Preparing the export of opencare data

alberto · December 20, 2017, 10:37am

@melancon, @jason_vallet, as you know we committed to creating a tidy and open dataset to upload onto Zenodo at the end of the project. Time to do this. Since the data structure changed a lot in the move from Drupal to Discourse, we won’t do it as at the end of 2016.

The main question is how we do that. Tabular data in JSON? Graph data in GraphML? What do you think?

In a Discourse framework, we need to export:

A list of topics
A list of posts
A list of users
A list of annotations
A list of codes

Items 1-3 are opencare’s primary data, 4-5 are secondary data.

For topics, we need to export the following fields:

ID
title
created_at

For posts:

ID
topic_id
username (hashed)
Full text. I use cooked from API calls to the topic; to get raw we need to call each post individually.
reply_to_post_number
reply_to_user (hashed)

For users:

username (hashed)

For annotations:

ID
code_id
quote

For codes:

ID
label

melancon · December 30, 2017, 9:13am

@jason_vallet Where are we with the data export? Just asking so I know whether I should do anything to help tis get to its conclusion.
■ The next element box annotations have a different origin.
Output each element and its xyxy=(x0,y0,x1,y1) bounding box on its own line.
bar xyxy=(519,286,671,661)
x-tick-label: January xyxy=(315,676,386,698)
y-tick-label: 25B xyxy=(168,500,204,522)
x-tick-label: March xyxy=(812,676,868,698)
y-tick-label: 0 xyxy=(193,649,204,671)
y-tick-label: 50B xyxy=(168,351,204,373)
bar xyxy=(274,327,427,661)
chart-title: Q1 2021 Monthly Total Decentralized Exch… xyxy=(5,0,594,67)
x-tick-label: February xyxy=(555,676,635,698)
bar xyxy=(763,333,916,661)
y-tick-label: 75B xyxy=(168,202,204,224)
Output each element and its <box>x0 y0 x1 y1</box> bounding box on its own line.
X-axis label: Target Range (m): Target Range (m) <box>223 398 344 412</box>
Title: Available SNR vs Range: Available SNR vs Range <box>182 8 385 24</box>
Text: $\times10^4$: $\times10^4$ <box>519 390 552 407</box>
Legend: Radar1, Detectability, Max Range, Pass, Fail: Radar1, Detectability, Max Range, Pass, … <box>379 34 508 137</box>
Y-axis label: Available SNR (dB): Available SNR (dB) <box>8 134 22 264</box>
federico_monaco · January 7, 2018, 9:45am

Hi @melancon @alberto @jason_vallet,
is there any news for me about updated data to be used by Tulip?
Are such data uploaded as open data somewhere where i can download it?
Thanks

alberto · January 7, 2018, 9:27pm

That depends.

The dashboard is up to date, and you can export from that in Tulip format. BUT five people have denied consent to their content being used in research. This information is stored in the edgeryders.eu database, but not yet available through APIs. Additionally, we probably need to hash the usernames.

So.

For the consent, we (Edgeryders) need to close this issue (ping @matthias and @daniel). Next, @jason_vallet needs to close this one.

For the hashing, we should either disable export of graphs from GraphRyder or hash usernames upon building the graph, so that usernames are neither visualized on GraphRyder nor exportable from it. Guy, Jason, do you want an issue on GitHub?

matthias · January 10, 2018, 1:28pm

Daniel fixed that now, so @jason_vallet can go on with the next step of fixing this one as outlined by @alberto.